If you like what’s written here, check out my book, Memoirs from the War in Heaven.

The Empyreal Question

So it is, that something happens to you you don’t like, at least initially, then with a twist of fate, things go unexpectedly your way. You might say, as an appropriate response, that everything happens for a reason. Even agnostics may use this line. But do you really know what you’re saying? Is the meaning really there—reasons, reasons for the reasons, to search your idea of what seems likely until you are satisfied in its logic? Or indeed, is the reason for it all just a convincing illusion, which have no basis in what is concrete and steel, in whatever maybe called of the real? Perhaps we have sympathy for the Devil, for whom the light of such revelation is itself the enemy…

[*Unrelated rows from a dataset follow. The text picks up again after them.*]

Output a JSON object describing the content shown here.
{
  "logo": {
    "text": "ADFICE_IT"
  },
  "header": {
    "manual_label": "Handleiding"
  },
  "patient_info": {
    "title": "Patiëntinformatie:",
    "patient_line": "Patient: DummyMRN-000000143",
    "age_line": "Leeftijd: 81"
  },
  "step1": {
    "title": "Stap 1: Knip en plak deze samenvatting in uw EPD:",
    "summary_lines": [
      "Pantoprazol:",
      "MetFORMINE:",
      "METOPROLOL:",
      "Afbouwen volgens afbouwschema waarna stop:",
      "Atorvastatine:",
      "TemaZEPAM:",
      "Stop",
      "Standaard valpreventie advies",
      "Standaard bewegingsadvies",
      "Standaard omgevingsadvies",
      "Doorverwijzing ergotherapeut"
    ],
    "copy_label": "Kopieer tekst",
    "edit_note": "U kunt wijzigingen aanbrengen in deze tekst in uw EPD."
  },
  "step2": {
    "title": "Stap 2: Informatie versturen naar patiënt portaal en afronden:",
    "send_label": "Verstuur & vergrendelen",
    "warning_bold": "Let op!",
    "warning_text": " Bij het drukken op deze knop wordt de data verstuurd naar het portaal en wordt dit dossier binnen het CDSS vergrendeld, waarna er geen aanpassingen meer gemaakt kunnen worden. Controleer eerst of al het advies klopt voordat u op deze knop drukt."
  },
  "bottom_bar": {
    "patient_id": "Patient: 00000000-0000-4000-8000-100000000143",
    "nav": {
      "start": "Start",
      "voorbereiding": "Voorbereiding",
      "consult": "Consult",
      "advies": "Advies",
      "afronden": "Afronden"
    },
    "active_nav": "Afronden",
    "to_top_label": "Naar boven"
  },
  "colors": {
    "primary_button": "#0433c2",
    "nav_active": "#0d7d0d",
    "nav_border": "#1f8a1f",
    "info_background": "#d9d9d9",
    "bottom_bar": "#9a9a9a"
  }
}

One thing I found in researching metaphysics is that there are always patterns to be had—you just need to look for them. Not many of them are fruitful, even if they be non-trivial, another thing I learned. This pattern matching, I believe, is at least part of the explanation of the psychological phenomenon of “everything happens for a reason.” Because things seem to fit together so well, we imagine they were made to be so conformed. Destiny. But this is an astonishing world, even just talking about the noosphere, the mental spaces we explore. Sometimes the words we put together are poetry, sometimes it is just a mess of unimpressive metaphors. And one might say that a person often views one as the other. So it is with reasons why.

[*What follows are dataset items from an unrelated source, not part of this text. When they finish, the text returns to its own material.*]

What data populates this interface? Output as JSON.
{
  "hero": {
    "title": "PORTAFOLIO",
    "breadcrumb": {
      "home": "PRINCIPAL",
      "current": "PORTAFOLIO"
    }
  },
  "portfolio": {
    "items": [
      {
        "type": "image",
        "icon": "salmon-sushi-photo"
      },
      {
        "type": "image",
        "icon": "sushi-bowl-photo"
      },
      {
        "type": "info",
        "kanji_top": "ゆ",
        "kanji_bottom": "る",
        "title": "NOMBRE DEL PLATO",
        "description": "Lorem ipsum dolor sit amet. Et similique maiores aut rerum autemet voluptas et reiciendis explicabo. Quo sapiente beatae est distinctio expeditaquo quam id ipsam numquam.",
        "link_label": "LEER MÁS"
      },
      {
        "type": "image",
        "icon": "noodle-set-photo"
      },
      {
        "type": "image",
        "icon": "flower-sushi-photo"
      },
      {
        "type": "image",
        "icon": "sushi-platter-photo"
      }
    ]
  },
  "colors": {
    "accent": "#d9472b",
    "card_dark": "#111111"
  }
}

Correctness—can we even talk about that when we talk about the patterns in the air? Is thinking what happened happened for a reason—how can we know that we have found the real reason? And what, exactly, would be meant by that: the real reason why things happen as they do? Here’s where religion seems to take a separate route than the agnostic. For we have it in the Bible where God Himself says He did such-and-such a thing or that such-and-such thing happened for a certain specific purpose. In this vein, there is the possibility that when you think you know why, you may actually be right. The agnostic may never be sure. Or be sure that there never is a “real” reason. In any case, we rarely go beyond if we are satisfied with the reason(s) we have discovered why something happened as it did.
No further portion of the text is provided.